Concurrent multi-scale shape optimization for micro and macro shape design of structures

Abstract

In this study, we propose a novel shape optimization method for designing micro- and macro-structures concurrently. We assume the macro-structure consists of several arbitrary domains, which have different periodic micro-structures. The macro-structure and the micro-structures are connected by the homogenized elastic tensors, which are calculated by applying the homogenization method to the unit cells of the micro-structures. Defining the boundary shapes of the macro-, the micro-structures and the interface shapes between the domains as design variable, the compliance of the macrostructure is minimized. The volume of the macro-structure considering the whole holes in the micro-structures is used as the constraint. The homogenization equations for the micro-structures and the equilibrium equation for the macro-structure are also used as the constraint. This design problem is formulated as a distributed-parameter optimization problem, and the shape sensitivity functions are theoretically derived.

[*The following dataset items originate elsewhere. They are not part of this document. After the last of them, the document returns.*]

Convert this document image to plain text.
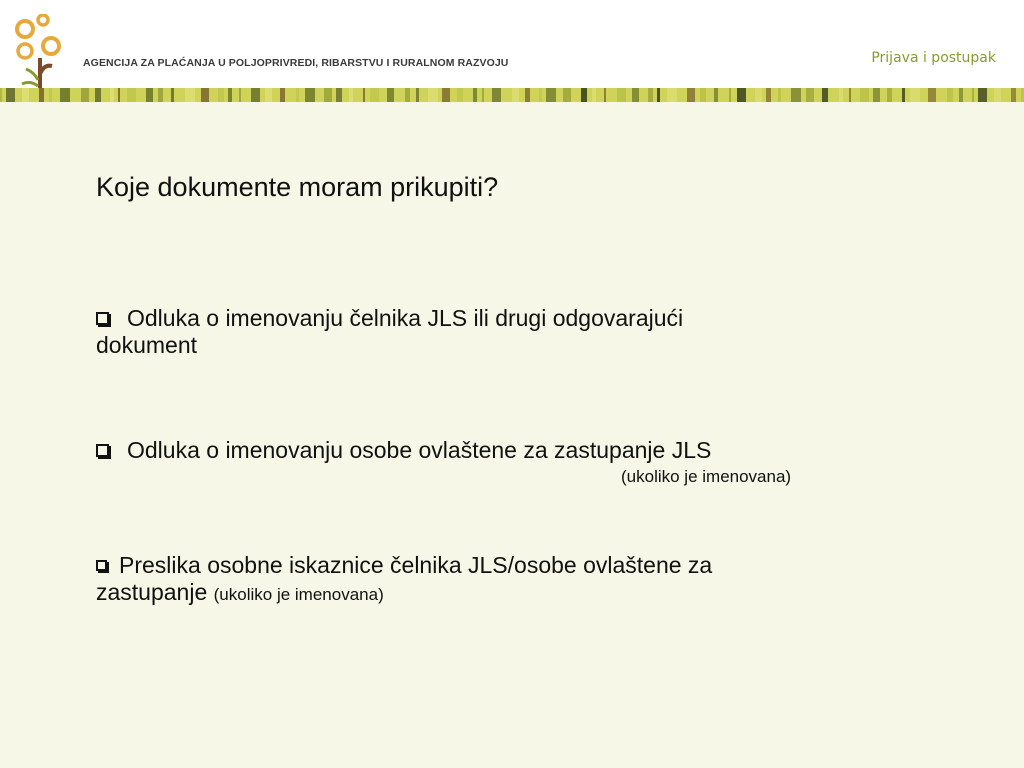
AGENCIJA ZA PLAĆANJA U POLJOPRIVREDI, RIBARSTVU I RURALNOM RAZVOJU	Prijava i postupak
Koje dokumente moram prikupiti?
Odluka o imenovanju čelnika JLS ili drugi odgovarajući
dokument
Odluka o imenovanju osobe ovlaštene za zastupanje JLS
(ukoliko je imenovana)
Preslika osobne iskaznice čelnika JLS/osobe ovlaštene za
zastupanje (ukoliko je imenovana)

The optimum boundary and the interface shapes of the macro- and the micro-structures are determined by applying the shape sensitivity functions to the H¹ gradient method. The proposed concurrent shape optimization method is applied to several numerical examples to confirm the effectiveness of the proposed method for designing the shapes of multi-scale structures. Also, the compliance and the shapes optimized are, compared and discussed for the different domains.